Combination of Small Steps Provides Patent Validity
Air travellers will be familiar with the X-ray scanners used as part of the security measures in airports, and the international market for such systems is massive.
One of the leading names in the industry is Rapiscan, whose devices are widely used in many areas of security screening.
When a competitor launched a mobile (covert) screening device, based on 'photon backscatter imaging', Rapiscan alleged that the patent the other company had been given for its system was invalid on the basis of 'obviousness'. Obviousness is the name for the situation in which the development being patented is a clear next-step application of an existing technology.

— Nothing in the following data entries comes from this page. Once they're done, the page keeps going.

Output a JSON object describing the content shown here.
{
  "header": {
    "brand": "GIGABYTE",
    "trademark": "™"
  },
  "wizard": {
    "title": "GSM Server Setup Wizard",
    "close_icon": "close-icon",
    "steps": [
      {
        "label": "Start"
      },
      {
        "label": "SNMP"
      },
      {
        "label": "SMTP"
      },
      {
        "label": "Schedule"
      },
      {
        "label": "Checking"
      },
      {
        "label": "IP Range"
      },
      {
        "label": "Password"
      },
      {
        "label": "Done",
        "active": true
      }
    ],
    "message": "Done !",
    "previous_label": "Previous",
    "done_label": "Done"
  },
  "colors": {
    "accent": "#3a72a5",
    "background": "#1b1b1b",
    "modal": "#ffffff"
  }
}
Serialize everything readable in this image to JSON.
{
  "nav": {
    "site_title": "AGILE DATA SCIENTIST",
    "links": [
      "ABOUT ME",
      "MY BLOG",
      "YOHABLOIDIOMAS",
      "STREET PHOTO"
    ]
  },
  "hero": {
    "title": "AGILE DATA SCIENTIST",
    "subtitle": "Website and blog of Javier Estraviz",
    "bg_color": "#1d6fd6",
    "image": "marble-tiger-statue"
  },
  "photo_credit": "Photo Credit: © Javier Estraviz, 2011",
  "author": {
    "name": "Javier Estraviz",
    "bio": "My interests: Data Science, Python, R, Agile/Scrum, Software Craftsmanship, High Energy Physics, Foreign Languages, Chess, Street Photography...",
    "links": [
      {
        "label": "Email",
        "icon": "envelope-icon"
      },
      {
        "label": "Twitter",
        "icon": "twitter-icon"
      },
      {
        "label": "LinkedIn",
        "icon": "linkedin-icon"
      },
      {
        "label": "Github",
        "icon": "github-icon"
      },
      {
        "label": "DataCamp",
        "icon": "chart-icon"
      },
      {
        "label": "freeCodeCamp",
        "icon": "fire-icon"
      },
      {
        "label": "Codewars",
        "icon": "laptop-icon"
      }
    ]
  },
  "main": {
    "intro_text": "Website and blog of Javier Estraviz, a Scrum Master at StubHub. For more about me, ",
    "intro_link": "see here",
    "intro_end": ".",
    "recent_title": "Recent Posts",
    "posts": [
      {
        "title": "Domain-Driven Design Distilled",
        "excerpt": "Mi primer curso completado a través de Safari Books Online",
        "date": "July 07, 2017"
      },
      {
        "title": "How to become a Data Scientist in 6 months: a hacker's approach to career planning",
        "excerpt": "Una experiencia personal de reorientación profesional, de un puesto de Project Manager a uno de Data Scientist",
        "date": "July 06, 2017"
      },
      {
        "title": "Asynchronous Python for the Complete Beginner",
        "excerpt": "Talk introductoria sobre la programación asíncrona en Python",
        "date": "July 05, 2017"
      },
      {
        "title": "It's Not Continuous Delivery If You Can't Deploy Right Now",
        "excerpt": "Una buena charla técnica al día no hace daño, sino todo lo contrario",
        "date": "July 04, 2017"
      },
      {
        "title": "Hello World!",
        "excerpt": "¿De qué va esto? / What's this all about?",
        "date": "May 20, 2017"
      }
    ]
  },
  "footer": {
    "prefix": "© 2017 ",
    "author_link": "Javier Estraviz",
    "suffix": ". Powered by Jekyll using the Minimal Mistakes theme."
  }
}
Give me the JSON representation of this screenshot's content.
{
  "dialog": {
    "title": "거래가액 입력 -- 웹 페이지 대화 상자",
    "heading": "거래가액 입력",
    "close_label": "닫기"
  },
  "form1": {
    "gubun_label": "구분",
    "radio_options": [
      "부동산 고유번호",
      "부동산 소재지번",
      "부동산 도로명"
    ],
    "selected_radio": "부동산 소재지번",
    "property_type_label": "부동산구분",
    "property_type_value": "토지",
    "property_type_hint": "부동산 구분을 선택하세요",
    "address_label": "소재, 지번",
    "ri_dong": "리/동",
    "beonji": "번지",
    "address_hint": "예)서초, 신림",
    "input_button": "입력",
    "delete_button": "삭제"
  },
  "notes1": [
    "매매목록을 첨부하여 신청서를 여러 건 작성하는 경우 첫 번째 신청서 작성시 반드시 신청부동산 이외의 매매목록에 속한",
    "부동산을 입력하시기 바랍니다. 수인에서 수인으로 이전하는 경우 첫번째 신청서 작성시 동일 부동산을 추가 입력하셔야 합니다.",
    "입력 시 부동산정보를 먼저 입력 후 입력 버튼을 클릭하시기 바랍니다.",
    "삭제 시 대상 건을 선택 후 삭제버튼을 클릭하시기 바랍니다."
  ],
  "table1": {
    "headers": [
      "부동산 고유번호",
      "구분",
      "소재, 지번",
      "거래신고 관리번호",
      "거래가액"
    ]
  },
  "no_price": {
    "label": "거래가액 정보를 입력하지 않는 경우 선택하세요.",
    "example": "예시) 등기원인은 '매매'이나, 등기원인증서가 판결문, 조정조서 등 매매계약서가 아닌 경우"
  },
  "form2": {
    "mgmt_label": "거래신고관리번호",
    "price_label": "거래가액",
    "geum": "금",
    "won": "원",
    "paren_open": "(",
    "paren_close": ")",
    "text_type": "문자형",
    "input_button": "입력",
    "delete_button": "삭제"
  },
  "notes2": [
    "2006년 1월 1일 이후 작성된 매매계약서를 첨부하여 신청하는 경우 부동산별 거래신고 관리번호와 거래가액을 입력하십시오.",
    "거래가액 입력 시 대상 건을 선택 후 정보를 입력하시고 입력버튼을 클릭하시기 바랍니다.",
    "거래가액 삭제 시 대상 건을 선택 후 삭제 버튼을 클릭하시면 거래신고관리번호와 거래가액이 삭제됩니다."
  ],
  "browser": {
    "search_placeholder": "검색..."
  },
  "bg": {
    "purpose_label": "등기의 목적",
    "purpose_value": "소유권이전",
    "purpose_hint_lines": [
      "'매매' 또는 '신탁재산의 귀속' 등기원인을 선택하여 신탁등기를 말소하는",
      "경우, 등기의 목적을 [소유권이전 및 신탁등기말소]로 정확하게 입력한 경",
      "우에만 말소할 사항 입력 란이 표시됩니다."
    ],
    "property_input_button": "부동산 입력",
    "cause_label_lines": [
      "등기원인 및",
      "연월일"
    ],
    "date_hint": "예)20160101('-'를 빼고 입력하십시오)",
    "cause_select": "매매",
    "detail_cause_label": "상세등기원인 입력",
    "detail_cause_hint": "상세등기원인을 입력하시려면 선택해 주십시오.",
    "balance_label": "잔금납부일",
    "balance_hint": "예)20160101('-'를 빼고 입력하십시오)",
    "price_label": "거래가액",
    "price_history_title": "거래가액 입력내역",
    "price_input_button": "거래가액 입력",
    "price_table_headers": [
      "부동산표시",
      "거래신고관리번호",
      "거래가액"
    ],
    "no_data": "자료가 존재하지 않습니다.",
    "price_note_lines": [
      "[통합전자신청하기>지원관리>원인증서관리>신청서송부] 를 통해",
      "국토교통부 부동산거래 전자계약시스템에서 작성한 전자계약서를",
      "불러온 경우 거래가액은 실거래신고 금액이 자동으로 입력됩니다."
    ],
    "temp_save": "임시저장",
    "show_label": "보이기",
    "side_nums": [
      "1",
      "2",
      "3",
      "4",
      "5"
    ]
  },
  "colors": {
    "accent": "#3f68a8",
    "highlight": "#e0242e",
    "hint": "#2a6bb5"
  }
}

Where this is the case and there is no inventive concept involved, a patent will not be valid.
The judge in the High Court held that the combination of the core X-ray technology with a relative motion sensor was certainly a non-obvious step and, when combined with the design features to enable the screening to be done covertly, the patented system was sufficiently non-obvious to justify patent protection.
The case attracted much coverage in the legal press because both sides had instructed expert witnesses and, in each case, given them a brief that would make it difficult for them not to produce a report which supported 'their side's' point of view, despite the fact that expert witnesses are bound to the court to present an unbiased opinion.
One factor that the Court regarded as evidence of the 'non-obviousness' of the application was that several years had passed between a published paper regarding the technology used and the development of the new system. The judge considered that if the development was an obvious step, it would have taken place much earlier.
For intellectual property (IP)-based businesses, the case has two lessons. The first is that a relatively small innovative step may be sufficient to enable the IP that step represents to be protected. The second is that appointing an expert should always be done in a way that allows a 'balanced' view to be taken of the probable outcome.